Alternativas para reduzir o analfabetismo funcional no Brasil

Enviada em 12/01/2021

No filme “Central do Brasil”, drama brasileiro de 1998, passa-se a história de Dora, uma ex-professora que trabalha como escritora de cartas para analfabetos em uma estação de trem do Rio de Janeiro, com a falsa promessa de enviá-las. Embora ficcional, a narrativa dialoga com a realidade brasileira ao evidenciar a vulnerabilidade dos que não dominam a leitura e a escrita. Nesse cenário, destaca-se como principal causa do problema o descaso do Poder Público, somado à desigualdade socioeconômica.

Em uma primeira análise, deve-se apontar a omissão do governo no que tange à superação do analfabetismo funcional. Segundo o Siga Brasil, sistema de acompanhamento do orçamento federal, programas de assistência à alfabetização vêm sofrendo grandes reduções de orçamento desde 2014. Além disso, nossas escolas ainda formam cidadãos com pouca capacidade de interpretação de textos simples, frutos da baixa qualidade da educação brasileira,  que não apresenta estratégias pedagógicas diversificadas, com base nos interesses, habilidades e necessidades de cada um. Não por acaso, está entre as piores posições no Pisa, o mais importante ranking mundial de educação.

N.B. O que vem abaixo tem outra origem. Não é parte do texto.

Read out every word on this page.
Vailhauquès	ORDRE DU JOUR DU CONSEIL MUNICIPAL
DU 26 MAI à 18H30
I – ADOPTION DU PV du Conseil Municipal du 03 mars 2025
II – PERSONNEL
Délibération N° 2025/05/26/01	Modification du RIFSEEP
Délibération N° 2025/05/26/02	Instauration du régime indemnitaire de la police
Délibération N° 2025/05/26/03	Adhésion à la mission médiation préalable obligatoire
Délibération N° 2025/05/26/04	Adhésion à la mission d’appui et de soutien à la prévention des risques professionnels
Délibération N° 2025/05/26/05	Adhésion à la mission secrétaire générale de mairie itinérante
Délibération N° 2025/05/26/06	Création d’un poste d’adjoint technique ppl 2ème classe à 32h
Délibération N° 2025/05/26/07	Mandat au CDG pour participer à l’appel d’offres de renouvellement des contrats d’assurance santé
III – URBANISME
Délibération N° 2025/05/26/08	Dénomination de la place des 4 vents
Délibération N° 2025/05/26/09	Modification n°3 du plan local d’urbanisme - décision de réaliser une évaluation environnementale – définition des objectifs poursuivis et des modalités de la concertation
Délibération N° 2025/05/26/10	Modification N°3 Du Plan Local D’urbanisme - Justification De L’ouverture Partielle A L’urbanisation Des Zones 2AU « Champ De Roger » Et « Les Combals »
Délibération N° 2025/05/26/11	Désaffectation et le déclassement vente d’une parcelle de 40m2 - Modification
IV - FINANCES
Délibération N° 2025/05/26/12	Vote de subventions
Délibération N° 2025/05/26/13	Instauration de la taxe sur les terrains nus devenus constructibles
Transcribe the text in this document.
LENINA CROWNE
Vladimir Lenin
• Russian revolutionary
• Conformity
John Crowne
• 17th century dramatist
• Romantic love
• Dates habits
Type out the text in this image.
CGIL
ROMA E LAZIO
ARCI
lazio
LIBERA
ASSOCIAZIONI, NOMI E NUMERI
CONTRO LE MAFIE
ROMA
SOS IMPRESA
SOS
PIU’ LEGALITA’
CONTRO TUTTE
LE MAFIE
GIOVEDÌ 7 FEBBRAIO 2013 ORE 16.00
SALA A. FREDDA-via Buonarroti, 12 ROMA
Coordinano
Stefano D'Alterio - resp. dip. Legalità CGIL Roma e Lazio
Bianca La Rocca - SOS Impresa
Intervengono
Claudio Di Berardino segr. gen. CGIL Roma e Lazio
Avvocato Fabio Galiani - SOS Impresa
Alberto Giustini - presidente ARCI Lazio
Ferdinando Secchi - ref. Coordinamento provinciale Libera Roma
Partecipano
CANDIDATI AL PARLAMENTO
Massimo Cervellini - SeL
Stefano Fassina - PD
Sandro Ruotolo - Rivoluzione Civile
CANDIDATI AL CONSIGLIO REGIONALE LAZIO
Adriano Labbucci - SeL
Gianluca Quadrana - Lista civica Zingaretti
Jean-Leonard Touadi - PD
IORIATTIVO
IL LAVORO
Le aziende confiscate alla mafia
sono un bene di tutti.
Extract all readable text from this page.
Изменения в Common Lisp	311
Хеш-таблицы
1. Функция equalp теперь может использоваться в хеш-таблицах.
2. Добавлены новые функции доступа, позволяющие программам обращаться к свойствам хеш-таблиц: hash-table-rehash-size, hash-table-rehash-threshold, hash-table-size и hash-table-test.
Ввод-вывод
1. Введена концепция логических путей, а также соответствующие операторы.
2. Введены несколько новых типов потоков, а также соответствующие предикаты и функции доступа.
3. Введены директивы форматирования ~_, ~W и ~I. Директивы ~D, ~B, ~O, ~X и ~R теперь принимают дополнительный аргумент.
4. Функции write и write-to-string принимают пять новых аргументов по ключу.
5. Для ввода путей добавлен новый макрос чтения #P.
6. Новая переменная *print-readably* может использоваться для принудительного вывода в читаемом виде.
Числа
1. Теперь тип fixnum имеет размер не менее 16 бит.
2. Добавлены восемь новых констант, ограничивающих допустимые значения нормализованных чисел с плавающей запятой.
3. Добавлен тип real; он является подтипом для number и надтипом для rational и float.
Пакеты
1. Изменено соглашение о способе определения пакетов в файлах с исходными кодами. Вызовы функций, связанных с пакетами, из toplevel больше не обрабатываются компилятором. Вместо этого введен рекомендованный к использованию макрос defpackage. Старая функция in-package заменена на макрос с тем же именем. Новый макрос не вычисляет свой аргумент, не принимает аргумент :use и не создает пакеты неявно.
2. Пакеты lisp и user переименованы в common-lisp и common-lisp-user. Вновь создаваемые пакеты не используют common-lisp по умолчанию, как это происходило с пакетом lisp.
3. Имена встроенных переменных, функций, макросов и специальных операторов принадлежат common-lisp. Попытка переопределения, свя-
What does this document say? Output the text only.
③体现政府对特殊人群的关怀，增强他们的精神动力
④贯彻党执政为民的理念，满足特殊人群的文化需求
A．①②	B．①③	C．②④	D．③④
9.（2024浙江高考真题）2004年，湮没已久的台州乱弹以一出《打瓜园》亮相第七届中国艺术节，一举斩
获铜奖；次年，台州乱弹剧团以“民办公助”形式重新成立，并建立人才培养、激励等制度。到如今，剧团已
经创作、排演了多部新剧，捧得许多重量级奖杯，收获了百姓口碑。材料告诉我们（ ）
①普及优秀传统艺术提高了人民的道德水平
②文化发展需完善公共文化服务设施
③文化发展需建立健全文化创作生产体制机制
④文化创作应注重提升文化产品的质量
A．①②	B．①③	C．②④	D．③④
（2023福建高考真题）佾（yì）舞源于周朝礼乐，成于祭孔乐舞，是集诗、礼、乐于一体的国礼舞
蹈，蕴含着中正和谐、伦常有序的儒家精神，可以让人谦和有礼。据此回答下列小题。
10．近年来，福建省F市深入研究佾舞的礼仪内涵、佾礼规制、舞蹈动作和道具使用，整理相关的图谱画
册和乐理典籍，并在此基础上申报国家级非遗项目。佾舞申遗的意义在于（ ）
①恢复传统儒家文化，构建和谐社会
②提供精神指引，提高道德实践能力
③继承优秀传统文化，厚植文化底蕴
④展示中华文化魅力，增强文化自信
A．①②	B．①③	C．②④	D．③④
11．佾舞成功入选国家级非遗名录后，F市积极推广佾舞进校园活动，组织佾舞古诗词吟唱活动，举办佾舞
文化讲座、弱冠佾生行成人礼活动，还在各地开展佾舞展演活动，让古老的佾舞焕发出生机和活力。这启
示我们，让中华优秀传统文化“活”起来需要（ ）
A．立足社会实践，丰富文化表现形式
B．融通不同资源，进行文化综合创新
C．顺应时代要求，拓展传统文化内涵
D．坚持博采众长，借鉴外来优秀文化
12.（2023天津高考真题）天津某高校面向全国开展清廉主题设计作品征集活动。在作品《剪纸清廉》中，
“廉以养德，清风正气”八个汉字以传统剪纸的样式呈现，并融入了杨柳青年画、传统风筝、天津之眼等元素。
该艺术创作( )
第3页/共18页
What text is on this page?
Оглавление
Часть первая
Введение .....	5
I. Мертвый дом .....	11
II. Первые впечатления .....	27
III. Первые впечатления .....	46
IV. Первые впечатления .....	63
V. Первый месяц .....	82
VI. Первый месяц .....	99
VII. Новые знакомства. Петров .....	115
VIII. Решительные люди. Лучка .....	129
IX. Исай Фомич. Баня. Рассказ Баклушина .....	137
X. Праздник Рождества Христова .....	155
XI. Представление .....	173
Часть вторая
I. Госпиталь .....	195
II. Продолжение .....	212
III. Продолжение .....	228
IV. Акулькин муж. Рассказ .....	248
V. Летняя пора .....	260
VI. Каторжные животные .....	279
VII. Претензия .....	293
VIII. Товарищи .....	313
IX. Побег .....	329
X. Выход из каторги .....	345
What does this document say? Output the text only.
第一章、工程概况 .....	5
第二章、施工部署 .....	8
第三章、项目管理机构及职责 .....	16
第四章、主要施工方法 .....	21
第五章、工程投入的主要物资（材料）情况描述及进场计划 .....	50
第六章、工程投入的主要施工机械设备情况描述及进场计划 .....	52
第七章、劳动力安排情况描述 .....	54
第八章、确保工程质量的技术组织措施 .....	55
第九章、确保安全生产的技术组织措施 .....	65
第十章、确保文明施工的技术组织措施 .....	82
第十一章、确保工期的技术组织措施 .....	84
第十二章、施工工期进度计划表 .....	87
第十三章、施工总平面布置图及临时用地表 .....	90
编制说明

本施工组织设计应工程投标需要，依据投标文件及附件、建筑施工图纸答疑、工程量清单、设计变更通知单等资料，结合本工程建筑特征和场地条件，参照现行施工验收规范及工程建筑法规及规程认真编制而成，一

Ademais, é fundamental enfatizar a desigualdade socioeconômica como impulsionadora do problema, visto que influencia fortemente a evasão escolar. Nota-se, que crianças e jovens oriundos de classes profundamente desiguais têm dificuldades para acessar a escola, bem como manter sua permanência, pois muitos têm urgência em trabalhar para ajudar no orçamento do lar, provocando incompatibilidade no horário para os estudos. Ainda convém lembrar, que não ter condições mínimas de alimentação e vestuário para frequentar a escola ou não ter estrutura em casa para realizar os deveres de casa, corroboram para o abandono prematuro.

Portanto, fazem-se improrrogáveis ações interventivas​​ com o fito de amenizar a questão. Para isso, a União deve, por meio do Ministério da Educação, aperfeiçoar as metodologias de ensino através da realização de atividades culturais, como a abertura de clubes de leituras coletivas, peças de teatro e debates. Assim, as escolas formarão cidadãos capazes de fazer análises críticas dos temas abordados em sala de aula, além de interpretar os mais variados textos, dos mais diversificados gêneros. Feito isso, poderemos, gradativamente, nos distanciar da realidade tão próxima exposta em “Central do Brasil”.